= Guido Venosta Foundation =

The Guido Venosta Foundation is a nonprofit organisation founded by Carla Fossati Bellani Venosta in 2000.

== Headquarters ==
The Foundation is based in Milan at Via Plinio 23 (registered office) and Via Durini 23 (operational headquarters).

== History ==
The Foundation is named in memory of Guido Venosta and was established on the initiative of its founding promoters: Carla Fossati Bellani Venosta, Fabrizio Du Chene, Stefano Alberti De Mazzeri, Gabriele Fuga, Alberto Falck, Renato Dulbecco, Umberto Veronesi, Giorgio Rumi, Ugo Amaldi, Francesco Garbagnati and Diana Bracco de Silva. Pirelli is an honorary founder.
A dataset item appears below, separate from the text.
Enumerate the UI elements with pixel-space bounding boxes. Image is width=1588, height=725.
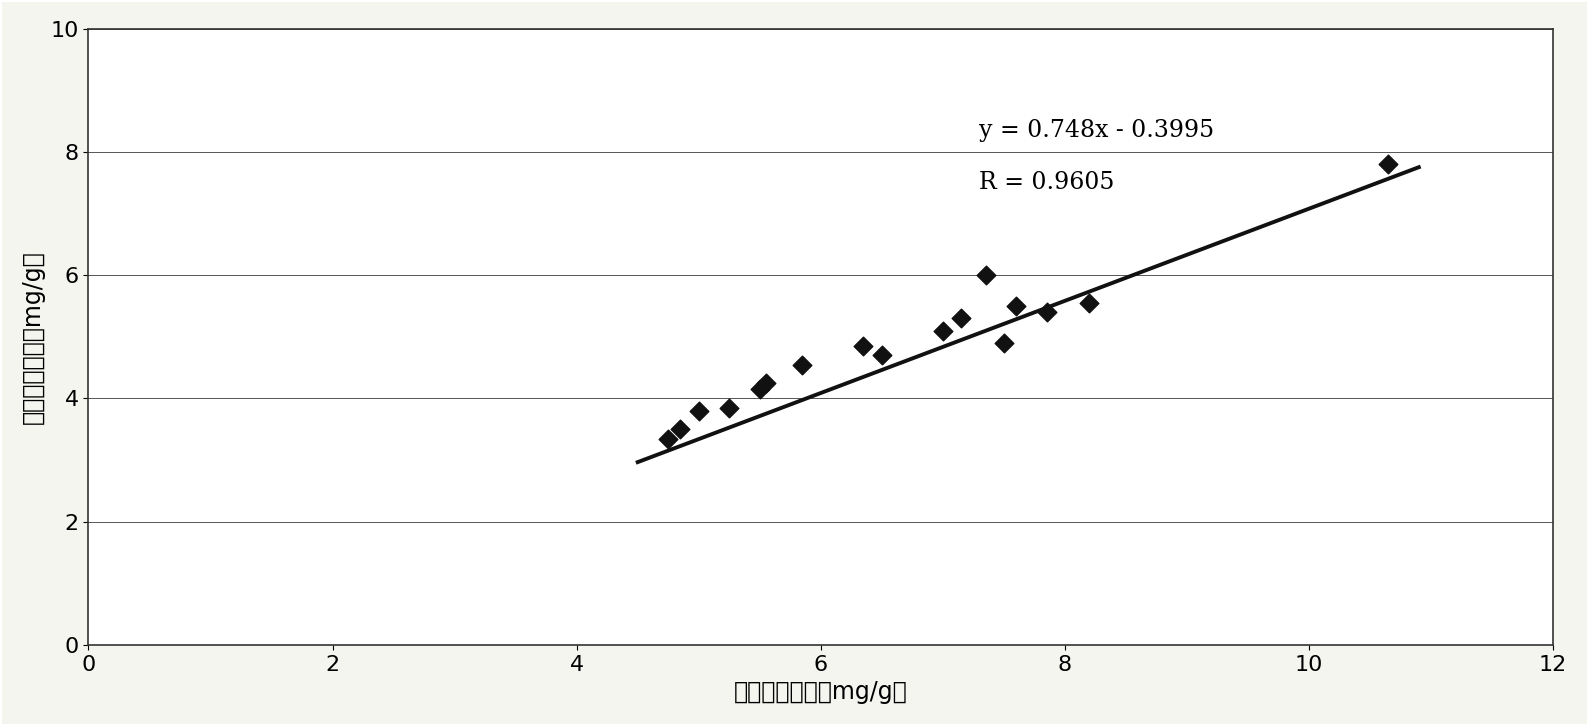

Founded as an organisation dedicated to supporting scientific research and promoting public health, over the years it also been involved in charitable projects and cultural initiatives.

== Presidents ==

- Carla Fossati Bellani Venosta, 27 July 2000 - 1 June 2017
- Olesya Krasovka, 1 June 2017 - 15 Aprile 2020
- Giuseppe Caprotti, since 15 Aprile 2020

== Charitable initiatives ==
During the Covid-19 pandemic, it has supported the European Institute of Oncology (IEO) by funding research projects aimed at preventing the spread of the virus and by providing personal protective equipment to patients and staff. It also funds hospital beds, medical equipment and devices for italian hospitals such as Niguarda and the Policlinico of Milan, the Mandic Hospital in Merate and the Manzoni Hospital in Lecco, and the FIMMG. Abroad, it collaborates with Hope Onlus to set up intensive care units in Brazil.
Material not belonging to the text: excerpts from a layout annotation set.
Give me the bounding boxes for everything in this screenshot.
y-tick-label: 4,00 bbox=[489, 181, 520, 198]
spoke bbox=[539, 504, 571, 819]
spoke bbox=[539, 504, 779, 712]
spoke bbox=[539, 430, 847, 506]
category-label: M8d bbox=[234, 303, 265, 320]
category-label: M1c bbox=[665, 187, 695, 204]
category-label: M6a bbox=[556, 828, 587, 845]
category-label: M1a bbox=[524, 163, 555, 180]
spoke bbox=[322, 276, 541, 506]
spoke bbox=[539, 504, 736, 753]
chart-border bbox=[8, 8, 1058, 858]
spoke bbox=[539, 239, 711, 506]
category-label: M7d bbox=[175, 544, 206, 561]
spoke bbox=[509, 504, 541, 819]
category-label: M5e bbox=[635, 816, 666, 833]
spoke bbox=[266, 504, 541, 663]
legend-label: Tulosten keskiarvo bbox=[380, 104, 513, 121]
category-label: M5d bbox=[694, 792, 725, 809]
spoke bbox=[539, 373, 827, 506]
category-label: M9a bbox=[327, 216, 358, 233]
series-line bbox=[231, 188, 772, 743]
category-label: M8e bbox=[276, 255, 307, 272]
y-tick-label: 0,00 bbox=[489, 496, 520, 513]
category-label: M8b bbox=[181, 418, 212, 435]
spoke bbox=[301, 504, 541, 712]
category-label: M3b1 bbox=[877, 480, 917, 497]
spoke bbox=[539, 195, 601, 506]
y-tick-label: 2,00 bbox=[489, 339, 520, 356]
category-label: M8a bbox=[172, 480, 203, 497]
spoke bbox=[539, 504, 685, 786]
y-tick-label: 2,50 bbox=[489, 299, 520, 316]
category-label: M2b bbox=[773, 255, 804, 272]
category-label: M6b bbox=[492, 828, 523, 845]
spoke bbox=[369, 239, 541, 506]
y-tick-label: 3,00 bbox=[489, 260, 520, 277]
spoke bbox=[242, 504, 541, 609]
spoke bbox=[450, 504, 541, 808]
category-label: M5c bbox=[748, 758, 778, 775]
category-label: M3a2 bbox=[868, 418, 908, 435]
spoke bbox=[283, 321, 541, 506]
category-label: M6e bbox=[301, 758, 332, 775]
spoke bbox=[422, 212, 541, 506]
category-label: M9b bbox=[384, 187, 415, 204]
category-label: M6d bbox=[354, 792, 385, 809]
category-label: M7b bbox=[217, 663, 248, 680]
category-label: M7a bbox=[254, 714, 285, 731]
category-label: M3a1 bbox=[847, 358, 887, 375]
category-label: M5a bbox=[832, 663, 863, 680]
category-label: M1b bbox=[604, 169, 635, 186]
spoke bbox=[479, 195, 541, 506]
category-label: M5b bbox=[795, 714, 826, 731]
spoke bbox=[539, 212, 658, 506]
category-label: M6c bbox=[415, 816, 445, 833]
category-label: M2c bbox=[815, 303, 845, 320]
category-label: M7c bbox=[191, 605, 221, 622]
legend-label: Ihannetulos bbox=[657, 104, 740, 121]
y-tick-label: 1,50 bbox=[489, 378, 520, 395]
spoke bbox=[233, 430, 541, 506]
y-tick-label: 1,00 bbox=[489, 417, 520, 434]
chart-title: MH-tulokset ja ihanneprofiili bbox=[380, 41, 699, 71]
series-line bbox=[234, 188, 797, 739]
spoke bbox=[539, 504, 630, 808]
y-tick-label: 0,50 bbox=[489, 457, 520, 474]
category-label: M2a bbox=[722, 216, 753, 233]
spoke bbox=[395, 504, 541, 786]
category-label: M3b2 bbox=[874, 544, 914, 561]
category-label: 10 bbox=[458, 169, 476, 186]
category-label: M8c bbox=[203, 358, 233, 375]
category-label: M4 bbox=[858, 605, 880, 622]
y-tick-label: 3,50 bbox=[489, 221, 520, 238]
Together with Le Comunità della Salute and the Volunteer Service Center of Monza, Lecco, and Sondrio, it participates in a project dedicated to preventing and addressing new forms of poverty. It promotes the “Happy. diventare capaci” project on adolescent well-being. To support families in need, it collaborates with the association L’Albero della Vita and with Caritas Ambrosiana, creating the Ostello della Solidarietà (Solidarity Hostel) for the homeless in Lecco.

It has also supported the renovation of the Casa della Carità in Seregno, launched the Taxi Solidale project, and contributed to the Spazio Aperto al Servizio della Comunità project in Milan, in support of people with disabilities and minors.

It also collaborates on cultural initiatives, such as the exhibition of Remo Salvadori’s work curated by Elena Tettamanti and Antonella Soldaini at Palazzo Reale in Milan, the promotion of the “L’età sospesa” and “Chi come me” projects by the Franco Parenti Theater, which address the themes of adolescence through theater and mental health. In 2024, it launched a reforestation project in Albiate covering an area of 25 hectares.